Yo soy campesino. Así nací y así es como voy a morir, por fortuna. Aquel paréntesis guerrero al que me arrojó, encañonado junto a otros vecinos, un camión de militares por la fuerza no me hizo perder la fe en la paz, ni en el hombre, aunque sí en muchos hijos de puta particulares. Por eso, cuando alguna vez me han preguntado después cómo he tenido una prole en mitad de una tierra devastada, he respondido que porque en la contienda murieron más que demasiados hombres, y que porque la vida solo se paga con vida, si es que hay manera alguna de abonar esa deuda.

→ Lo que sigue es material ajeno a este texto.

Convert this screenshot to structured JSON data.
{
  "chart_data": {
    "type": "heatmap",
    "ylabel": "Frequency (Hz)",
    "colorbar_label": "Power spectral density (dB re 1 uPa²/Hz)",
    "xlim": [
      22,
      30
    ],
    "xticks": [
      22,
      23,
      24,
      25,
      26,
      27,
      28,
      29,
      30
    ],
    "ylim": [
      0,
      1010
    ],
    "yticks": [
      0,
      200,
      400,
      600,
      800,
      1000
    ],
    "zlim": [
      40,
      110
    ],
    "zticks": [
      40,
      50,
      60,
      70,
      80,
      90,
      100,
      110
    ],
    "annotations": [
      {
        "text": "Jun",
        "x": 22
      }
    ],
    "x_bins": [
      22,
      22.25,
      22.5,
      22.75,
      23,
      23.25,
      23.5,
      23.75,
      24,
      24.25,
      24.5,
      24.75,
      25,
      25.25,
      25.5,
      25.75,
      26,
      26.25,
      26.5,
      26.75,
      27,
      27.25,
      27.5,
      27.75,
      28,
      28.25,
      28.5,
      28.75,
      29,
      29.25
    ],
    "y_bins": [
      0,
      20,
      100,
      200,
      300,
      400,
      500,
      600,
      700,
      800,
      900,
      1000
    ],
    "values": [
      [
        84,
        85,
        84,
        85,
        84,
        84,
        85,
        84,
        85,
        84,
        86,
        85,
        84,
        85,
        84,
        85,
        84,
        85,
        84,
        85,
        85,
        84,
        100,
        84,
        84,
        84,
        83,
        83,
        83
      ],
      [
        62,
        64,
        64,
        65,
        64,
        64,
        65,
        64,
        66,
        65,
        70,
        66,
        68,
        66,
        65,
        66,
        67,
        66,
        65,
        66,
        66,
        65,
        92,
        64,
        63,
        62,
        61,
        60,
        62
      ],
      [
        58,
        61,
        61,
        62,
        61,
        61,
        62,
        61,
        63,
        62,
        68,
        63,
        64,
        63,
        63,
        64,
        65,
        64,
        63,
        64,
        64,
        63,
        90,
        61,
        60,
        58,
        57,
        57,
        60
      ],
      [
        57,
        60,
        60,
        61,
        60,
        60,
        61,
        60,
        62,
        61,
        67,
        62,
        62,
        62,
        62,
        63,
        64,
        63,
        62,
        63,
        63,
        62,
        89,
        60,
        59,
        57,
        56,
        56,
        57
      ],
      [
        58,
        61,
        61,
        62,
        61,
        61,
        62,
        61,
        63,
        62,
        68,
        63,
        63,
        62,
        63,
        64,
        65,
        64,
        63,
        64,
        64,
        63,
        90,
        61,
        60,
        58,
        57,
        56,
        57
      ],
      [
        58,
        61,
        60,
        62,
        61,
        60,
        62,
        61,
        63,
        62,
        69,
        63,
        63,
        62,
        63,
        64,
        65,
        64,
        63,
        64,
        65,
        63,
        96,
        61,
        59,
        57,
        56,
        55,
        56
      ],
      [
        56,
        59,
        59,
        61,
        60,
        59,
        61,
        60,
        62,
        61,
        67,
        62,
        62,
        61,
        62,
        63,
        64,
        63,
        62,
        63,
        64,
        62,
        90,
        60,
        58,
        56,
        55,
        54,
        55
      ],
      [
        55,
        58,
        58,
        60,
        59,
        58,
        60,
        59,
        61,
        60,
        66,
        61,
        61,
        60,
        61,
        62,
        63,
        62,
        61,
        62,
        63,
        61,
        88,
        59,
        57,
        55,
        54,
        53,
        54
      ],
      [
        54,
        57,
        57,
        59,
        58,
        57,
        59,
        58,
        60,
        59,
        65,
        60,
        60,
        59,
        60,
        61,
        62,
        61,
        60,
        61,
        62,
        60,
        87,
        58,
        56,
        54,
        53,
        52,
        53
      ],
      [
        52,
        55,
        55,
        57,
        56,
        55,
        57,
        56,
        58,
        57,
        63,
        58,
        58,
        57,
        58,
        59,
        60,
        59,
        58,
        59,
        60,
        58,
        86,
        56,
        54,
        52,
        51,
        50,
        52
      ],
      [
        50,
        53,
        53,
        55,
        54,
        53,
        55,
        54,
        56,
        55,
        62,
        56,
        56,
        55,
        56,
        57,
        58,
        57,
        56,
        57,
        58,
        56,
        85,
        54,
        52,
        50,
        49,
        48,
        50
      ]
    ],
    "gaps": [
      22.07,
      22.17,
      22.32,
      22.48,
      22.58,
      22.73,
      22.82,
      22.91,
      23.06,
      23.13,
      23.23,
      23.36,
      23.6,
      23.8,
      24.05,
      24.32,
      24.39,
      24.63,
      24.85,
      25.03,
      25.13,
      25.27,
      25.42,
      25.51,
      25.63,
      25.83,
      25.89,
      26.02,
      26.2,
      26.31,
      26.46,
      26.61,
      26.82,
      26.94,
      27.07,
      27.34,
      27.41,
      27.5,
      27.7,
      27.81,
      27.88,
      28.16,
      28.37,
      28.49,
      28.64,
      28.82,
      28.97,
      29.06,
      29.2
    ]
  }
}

Yo fui cocinero en el frente. Hacía el rancho para la tropa y hasta flanes con bolas de caramelos de colores las escasas veces en que había postre, solo para oficiales. Eso sí se lo relataba a mis críos siempre que me pedían —mientras tomaba mi achicoria y liaba mi cigarro de picadura— que les contase alguna batalla, aunque en casi todas las ocasiones se repitiesen las historias de marmitón variando platos e ingredientes. Eso, y lo de la trinchera...

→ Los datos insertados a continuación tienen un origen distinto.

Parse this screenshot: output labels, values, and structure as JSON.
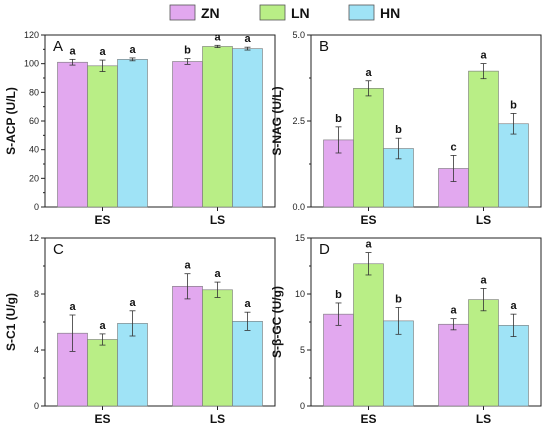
{
  "legend": [
    {
      "name": "ZN",
      "color": "#e2a8ef"
    },
    {
      "name": "LN",
      "color": "#b9ee86"
    },
    {
      "name": "HN",
      "color": "#9fe3f6"
    }
  ],
  "chart_data": [
    {
      "type": "bar",
      "panel_label": "A",
      "ylabel": "S-ACP (U/L)",
      "ylim": [
        0,
        120
      ],
      "yticks": [
        "0",
        "20",
        "40",
        "60",
        "80",
        "100",
        "120"
      ],
      "categories": [
        "ES",
        "LS"
      ],
      "series": [
        {
          "name": "ZN",
          "values": [
            101,
            101.5
          ],
          "errors": [
            2,
            2
          ],
          "letters": [
            "a",
            "b"
          ]
        },
        {
          "name": "LN",
          "values": [
            98.5,
            112
          ],
          "errors": [
            4,
            0.8
          ],
          "letters": [
            "a",
            "a"
          ]
        },
        {
          "name": "HN",
          "values": [
            103,
            110.5
          ],
          "errors": [
            1,
            1
          ],
          "letters": [
            "a",
            "a"
          ]
        }
      ]
    },
    {
      "type": "bar",
      "panel_label": "B",
      "ylabel": "S-NAG (U/L)",
      "ylim": [
        0,
        5
      ],
      "yticks": [
        "0.0",
        "2.5",
        "5.0"
      ],
      "categories": [
        "ES",
        "LS"
      ],
      "series": [
        {
          "name": "ZN",
          "values": [
            1.95,
            1.12
          ],
          "errors": [
            0.38,
            0.38
          ],
          "letters": [
            "b",
            "c"
          ]
        },
        {
          "name": "LN",
          "values": [
            3.45,
            3.95
          ],
          "errors": [
            0.22,
            0.22
          ],
          "letters": [
            "a",
            "a"
          ]
        },
        {
          "name": "HN",
          "values": [
            1.7,
            2.42
          ],
          "errors": [
            0.3,
            0.3
          ],
          "letters": [
            "b",
            "b"
          ]
        }
      ]
    },
    {
      "type": "bar",
      "panel_label": "C",
      "ylabel": "S-C1 (U/g)",
      "ylim": [
        0,
        12
      ],
      "yticks": [
        "0",
        "4",
        "8",
        "12"
      ],
      "categories": [
        "ES",
        "LS"
      ],
      "series": [
        {
          "name": "ZN",
          "values": [
            5.2,
            8.55
          ],
          "errors": [
            1.3,
            0.9
          ],
          "letters": [
            "a",
            "a"
          ]
        },
        {
          "name": "LN",
          "values": [
            4.75,
            8.3
          ],
          "errors": [
            0.4,
            0.55
          ],
          "letters": [
            "a",
            "a"
          ]
        },
        {
          "name": "HN",
          "values": [
            5.9,
            6.05
          ],
          "errors": [
            0.9,
            0.65
          ],
          "letters": [
            "a",
            "a"
          ]
        }
      ]
    },
    {
      "type": "bar",
      "panel_label": "D",
      "ylabel": "S-β-GC  (U/g)",
      "ylim": [
        0,
        15
      ],
      "yticks": [
        "0",
        "5",
        "10",
        "15"
      ],
      "categories": [
        "ES",
        "LS"
      ],
      "series": [
        {
          "name": "ZN",
          "values": [
            8.2,
            7.3
          ],
          "errors": [
            1.0,
            0.5
          ],
          "letters": [
            "b",
            "a"
          ]
        },
        {
          "name": "LN",
          "values": [
            12.7,
            9.5
          ],
          "errors": [
            1.0,
            1.0
          ],
          "letters": [
            "a",
            "a"
          ]
        },
        {
          "name": "HN",
          "values": [
            7.6,
            7.2
          ],
          "errors": [
            1.2,
            1.0
          ],
          "letters": [
            "b",
            "a"
          ]
        }
      ]
    }
  ]
}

Juro por la tumba de mis padres que salí de aquel agujero en Verdún cagado de miedo, mojado de lágrimas, y apesadumbrado por no haber podido convencer a los otros compañeros de que me siguieran. Pero, sobre todo, famélico de dos días. Sí, el hambre que nos acompañaría a tantas y tantas generaciones de europeos empobrecidos fue quien me azuzó la mente y las tripas para salvarme el pellejo. Y aunque a ellos la dama de caninos afilados los tentó como a mí con el sueño de salir corriendo desarmados entre ráfagas densas de metralla y alcanzar la retaguardia donde estaba el avituallamiento, sin embargo, les pudo más el miedo. Y se quedaron allí dentro para siempre, con la boca negra abierta, sin poder pegar un tiro que no tenían ni mover un pie cuando llegó el estallido de mortero.